More disappointing is the way the show has already marginalized the female characters. Minka Kelly was cast to be the pretty love interest, and you’d think the show would wait a few weeks before pressing that setup. But no; there are a few comic beats tied to Dorian setting up an online dating profile for Kennex (which is ridiculous, but funny nonetheless), where the latter becomes as awkward and stilted as a high-school sophomore after he starts to see Valerie Stahl as a possible romantic partner all of a sudden—a week after he’s so hung up on his ex-girlfriend possibly being a part of the syndicate that killed his former partner. And Lily Taylor’s Captain shows up at a few intervals to bark expository orders or summarize events. I like the chemistry between Urban and Ealy—and after all the sex talk, it’s not just a comedic connection—but the female characters can’t just be relegated to the tech specialist and the drop-in captain.

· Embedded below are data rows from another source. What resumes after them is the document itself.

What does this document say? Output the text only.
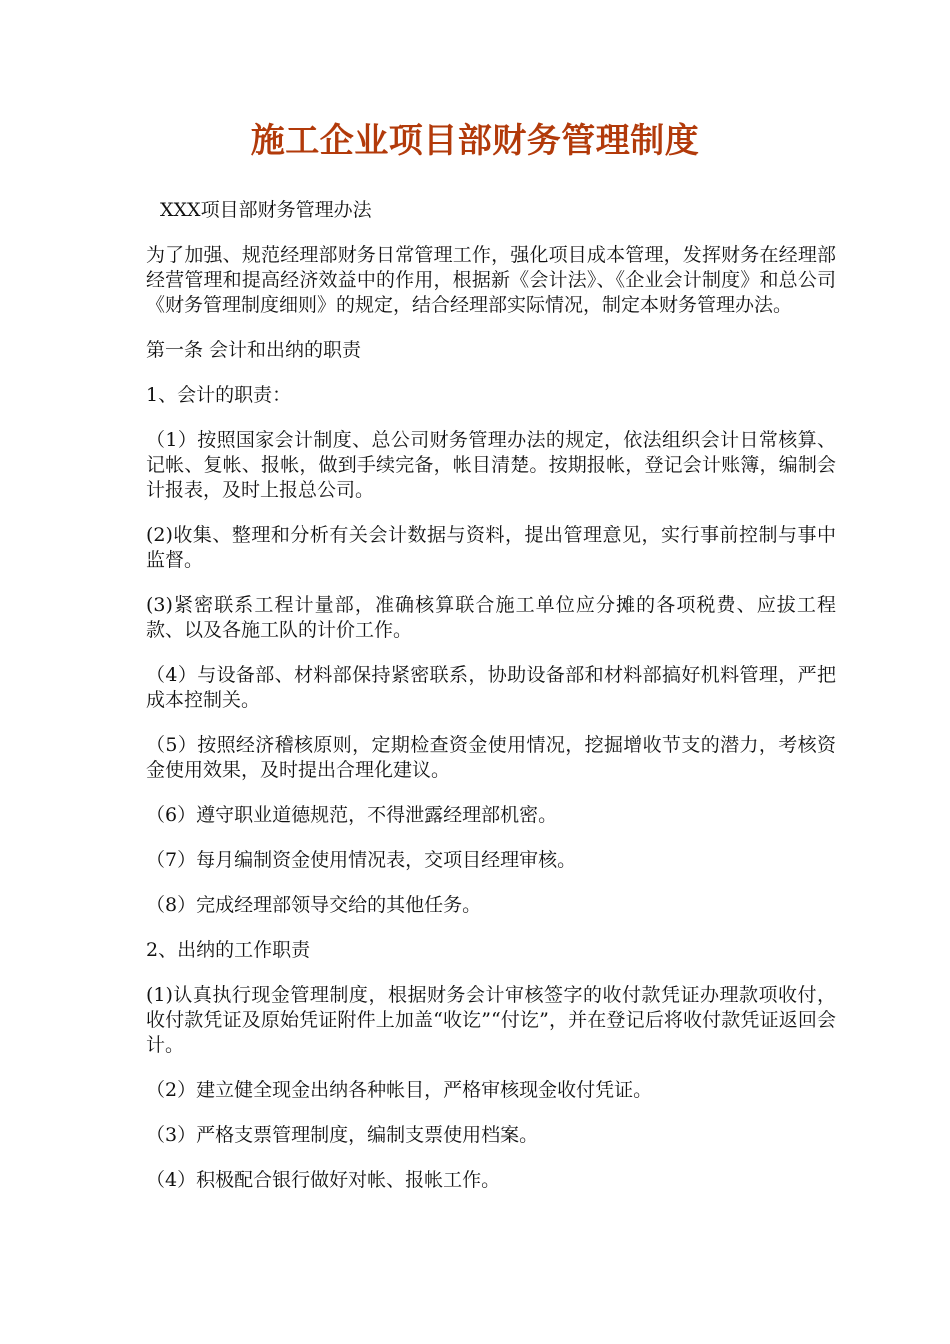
施工企业项目部财务管理制度

XXX项目部财务管理办法

为了加强、规范经理部财务日常管理工作，强化项目成本管理，发挥财务在经理部经营管理和提高经济效益中的作用，根据新《会计法》、《企业会计制度》和总公司《财务管理制度细则》的规定，结合经理部实际情况，制定本财务管理办法。

第一条 会计和出纳的职责

1、会计的职责：

（1）按照国家会计制度、总公司财务管理办法的规定，依法组织会计日常核算、记帐、复帐、报帐，做到手续完备，帐目清楚。按期报帐，登记会计账簿，编制会计报表，及时上报总公司。

(2)收集、整理和分析有关会计数据与资料，提出管理意见，实行事前控制与事中监督。

(3)紧密联系工程计量部，准确核算联合施工单位应分摊的各项税费、应拔工程款、以及各施工队的计价工作。

（4）与设备部、材料部保持紧密联系，协助设备部和材料部搞好机料管理，严把成本控制关。

（5）按照经济稽核原则，定期检查资金使用情况，挖掘增收节支的潜力，考核资金使用效果，及时提出合理化建议。

（6）遵守职业道德规范，不得泄露经理部机密。

（7）每月编制资金使用情况表，交项目经理审核。

（8）完成经理部领导交给的其他任务。

2、出纳的工作职责

(1)认真执行现金管理制度，根据财务会计审核签字的收付款凭证办理款项收付，收付款凭证及原始凭证附件上加盖“收讫”“付讫”，并在登记后将收付款凭证返回会计。

（2）建立健全现金出纳各种帐目，严格审核现金收付凭证。

（3）严格支票管理制度，编制支票使用档案。

（4）积极配合银行做好对帐、报帐工作。
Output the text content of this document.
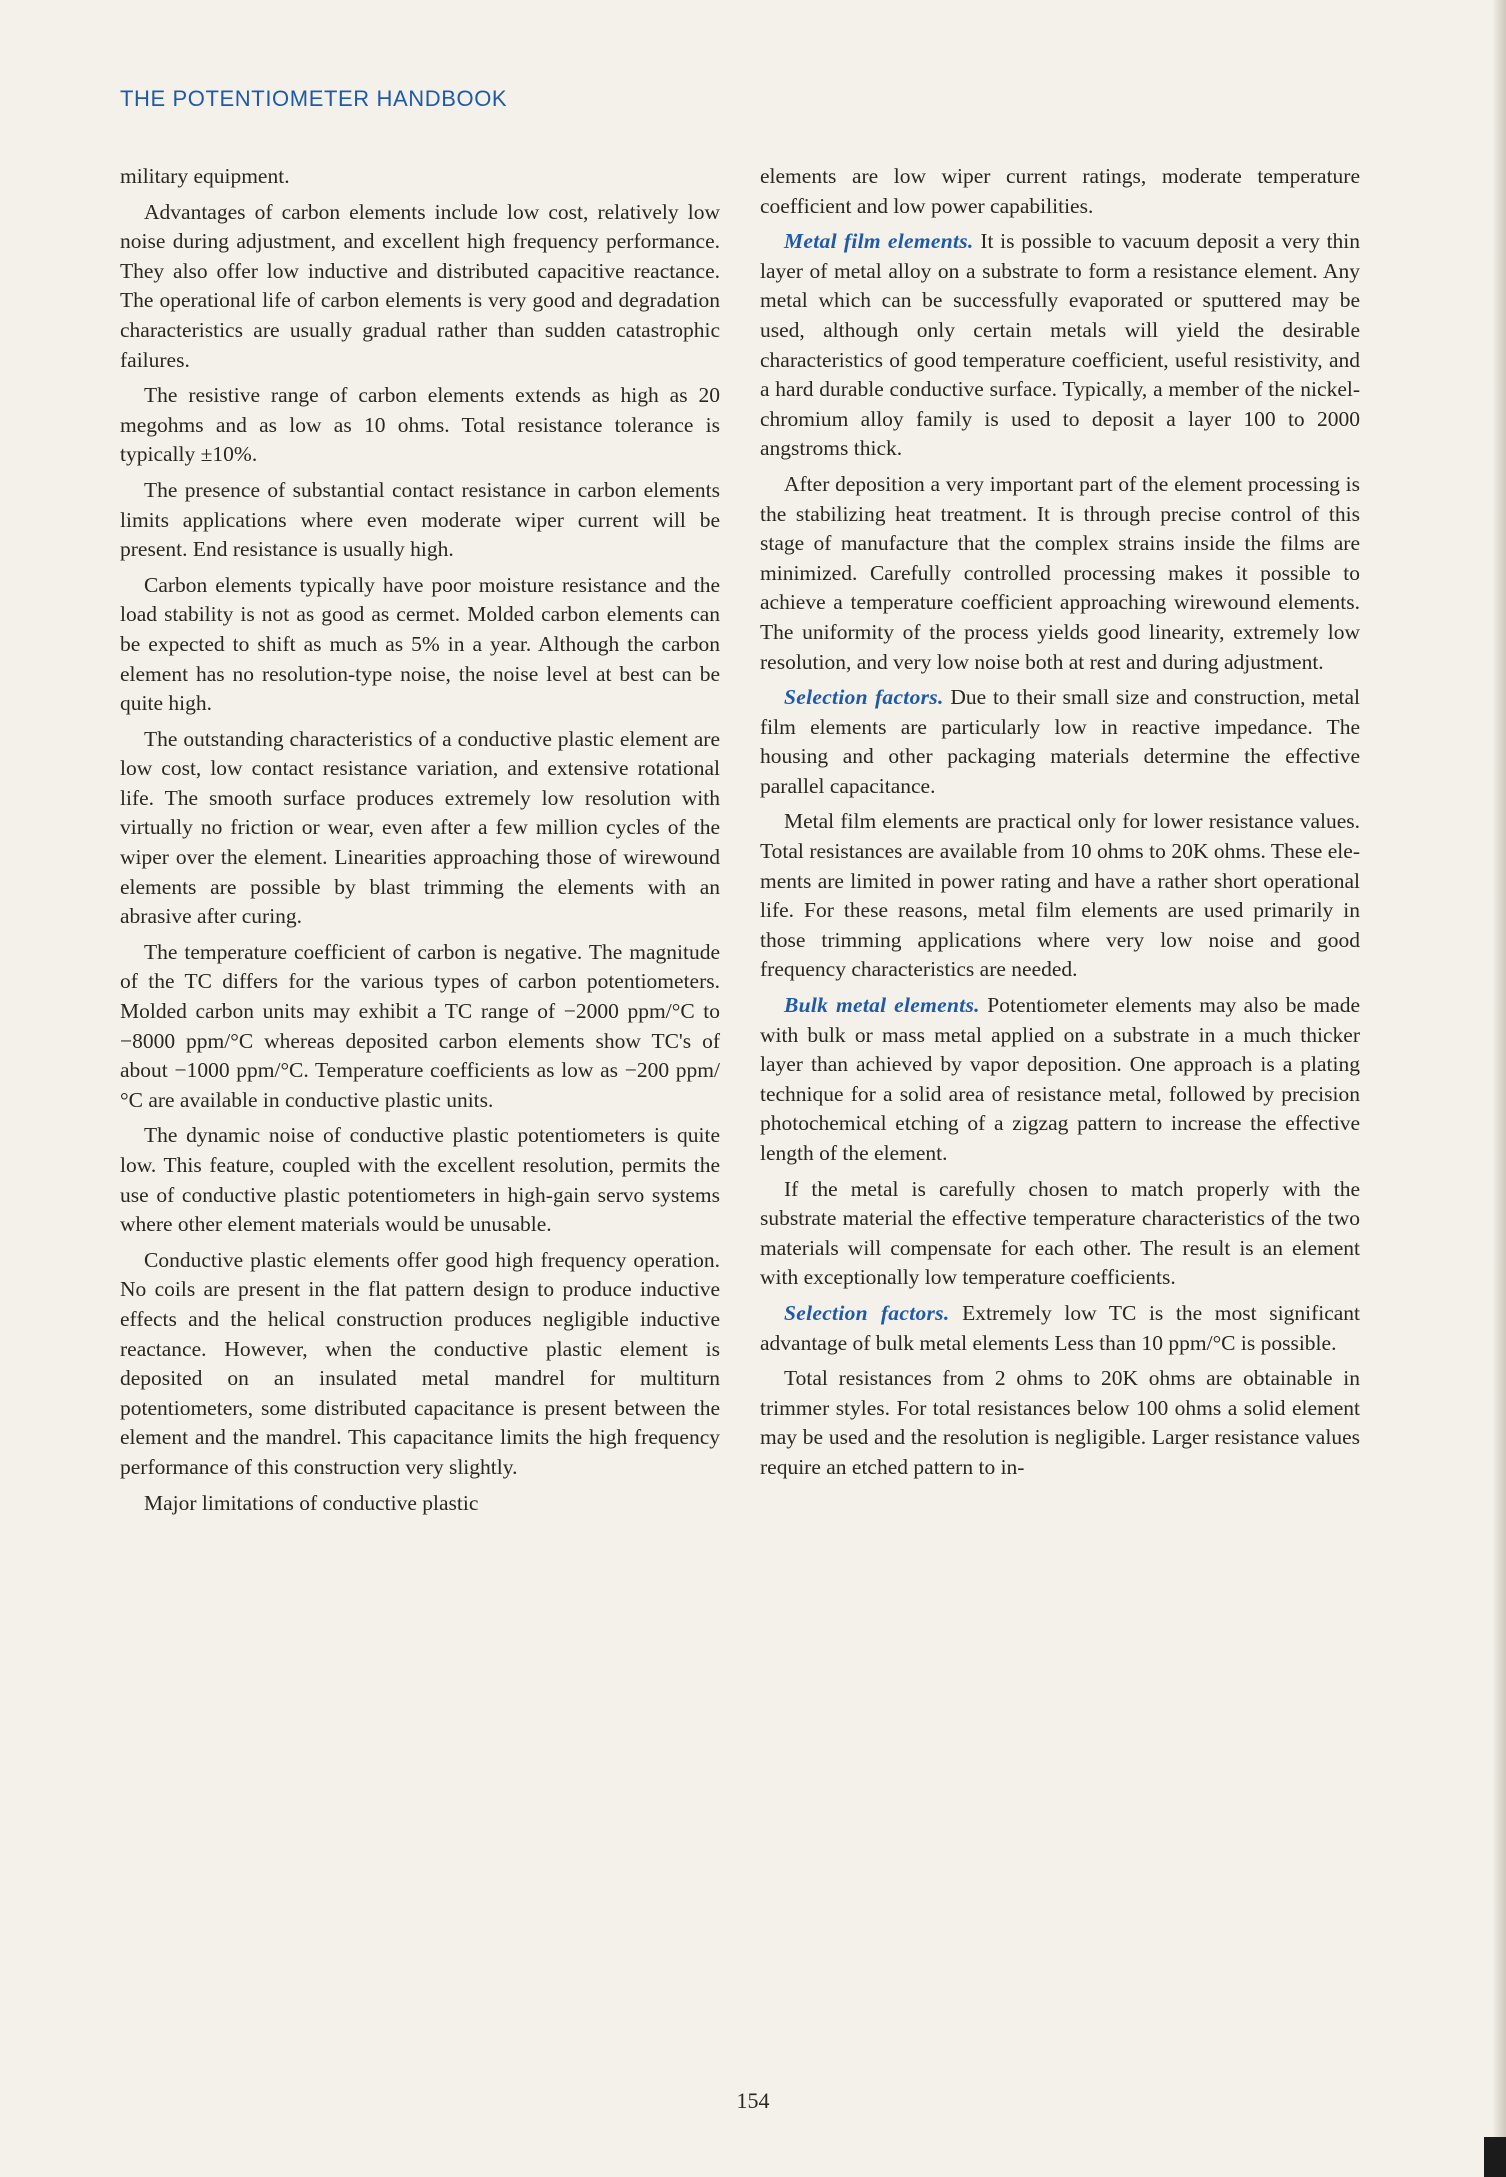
THE POTENTIOMETER HANDBOOK

military equipment.

Advantages of carbon elements include low cost, relatively low noise during adjustment, and excellent high frequency performance. They also offer low inductive and distributed capacitive reactance. The operational life of carbon elements is very good and degradation characteristics are usually gradual rather than sudden catastrophic failures.

The resistive range of carbon elements extends as high as 20 megohms and as low as 10 ohms. Total resistance tolerance is typically ±10%.

The presence of substantial contact resistance in carbon elements limits applications where even moderate wiper current will be present. End resistance is usually high.

Carbon elements typically have poor moisture resistance and the load stability is not as good as cermet. Molded carbon elements can be expected to shift as much as 5% in a year. Although the carbon element has no resolution-type noise, the noise level at best can be quite high.

The outstanding characteristics of a conductive plastic element are low cost, low contact resistance variation, and extensive rotational life. The smooth surface produces extremely low resolution with virtually no friction or wear, even after a few million cycles of the wiper over the element. Linearities approaching those of wirewound elements are possible by blast trimming the elements with an abrasive after curing.

The temperature coefficient of carbon is negative. The magnitude of the TC differs for the various types of carbon potentiometers. Molded carbon units may exhibit a TC range of −2000 ppm/°C to −8000 ppm/°C whereas deposited carbon elements show TC's of about −1000 ppm/°C. Temperature coefficients as low as −200 ppm/°C are available in conductive plastic units.

The dynamic noise of conductive plastic potentiometers is quite low. This feature, coupled with the excellent resolution, permits the use of conductive plastic potentiometers in high-gain servo systems where other element materials would be unusable.

Conductive plastic elements offer good high frequency operation. No coils are present in the flat pattern design to produce inductive effects and the helical construction produces negligible inductive reactance. However, when the conductive plastic element is deposited on an insulated metal mandrel for multiturn potentiometers, some distributed capacitance is present between the element and the mandrel. This capacitance limits the high frequency performance of this construction very slightly.

Major limitations of conductive plastic

elements are low wiper current ratings, moderate temperature coefficient and low power capabilities.

Metal film elements. It is possible to vacuum deposit a very thin layer of metal alloy on a substrate to form a resistance element. Any metal which can be successfully evaporated or sputtered may be used, although only certain metals will yield the desirable characteristics of good temperature coefficient, useful resistivity, and a hard durable conductive surface. Typically, a member of the nickel-chromium alloy family is used to deposit a layer 100 to 2000 angstroms thick.

After deposition a very important part of the element processing is the stabilizing heat treatment. It is through precise control of this stage of manufacture that the complex strains inside the films are minimized. Carefully controlled processing makes it possible to achieve a temperature coefficient approaching wirewound elements. The uniformity of the process yields good linearity, extremely low resolution, and very low noise both at rest and during adjustment.

Selection factors. Due to their small size and construction, metal film elements are particularly low in reactive impedance. The housing and other packaging materials determine the effective parallel capacitance.

Metal film elements are practical only for lower resistance values. Total resistances are available from 10 ohms to 20K ohms. These elements are limited in power rating and have a rather short operational life. For these reasons, metal film elements are used primarily in those trimming applications where very low noise and good frequency characteristics are needed.

Bulk metal elements. Potentiometer elements may also be made with bulk or mass metal applied on a substrate in a much thicker layer than achieved by vapor deposition. One approach is a plating technique for a solid area of resistance metal, followed by precision photochemical etching of a zigzag pattern to increase the effective length of the element.

If the metal is carefully chosen to match properly with the substrate material the effective temperature characteristics of the two materials will compensate for each other. The result is an element with exceptionally low temperature coefficients.

Selection factors. Extremely low TC is the most significant advantage of bulk metal elements Less than 10 ppm/°C is possible.

Total resistances from 2 ohms to 20K ohms are obtainable in trimmer styles. For total resistances below 100 ohms a solid element may be used and the resolution is negligible. Larger resistance values require an etched pattern to in-

154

“Skin” is a giant hodgepodge of new material added to make the direction Almost Human will take this season even more confusing. Kennex still has guilt over his partner’s death—completing one of the many short arcs begun in this episode by visiting the deceased man’s wife and son—and now there are seeds for a wholly unnecessary romance with Stahl. Dorian learns too quickly over the course of a few beats that remembering someone after their death keeps a legacy alive—him talking to Vanessa as she unknowingly accepts deactivation is supposed to be poignant, but it’s just one of many hurriedly brief arcs that get thrown into this episode. There’s a lot of material to work with while building off the strong partnership between Urban and Ealy, but right now chances are about equal that Almost Human doesn’t get the right plot threads together in time.

Stray observations:

  • That twist from the original cut of the pilot doesn’t factor into this second episode, so I’m not going to mention it again unless it shows up, just in case Wyman and his writers have chosen a different direction.
  • If Kennex turns out to be a robot now because of that Lily Taylor line from the pilot (“He’s special…like you.”) foreshadowing a huge reveal, then the Philip K. Dick estate and Paul Verhoeven both have grounds for an intellectual property suit.
  • Look no further than Mackenzie Crook awkwardly interacting with a sex robot for proof that he’s essentially playing Gareth from The Office with way more robotics knowledge in the future. He's really funny again during his screen time, but maybe they could get him out of his lab a bit more often.
  • If this show was going to be subversive or surprising in any way, maybe a female sex robot inventor or a male bot (like Jude Law’s Gigolo Joe in A.I.) would’ve been nice to see, just to go against the grain of fumbling, awkward guys talking about bangbots.
  • Fox may not have made the right gamble by putting the two-night premiere on this week, since a couple marquee NFL matchups on NBC and ESPN could have taken a big bite out of the potential audience.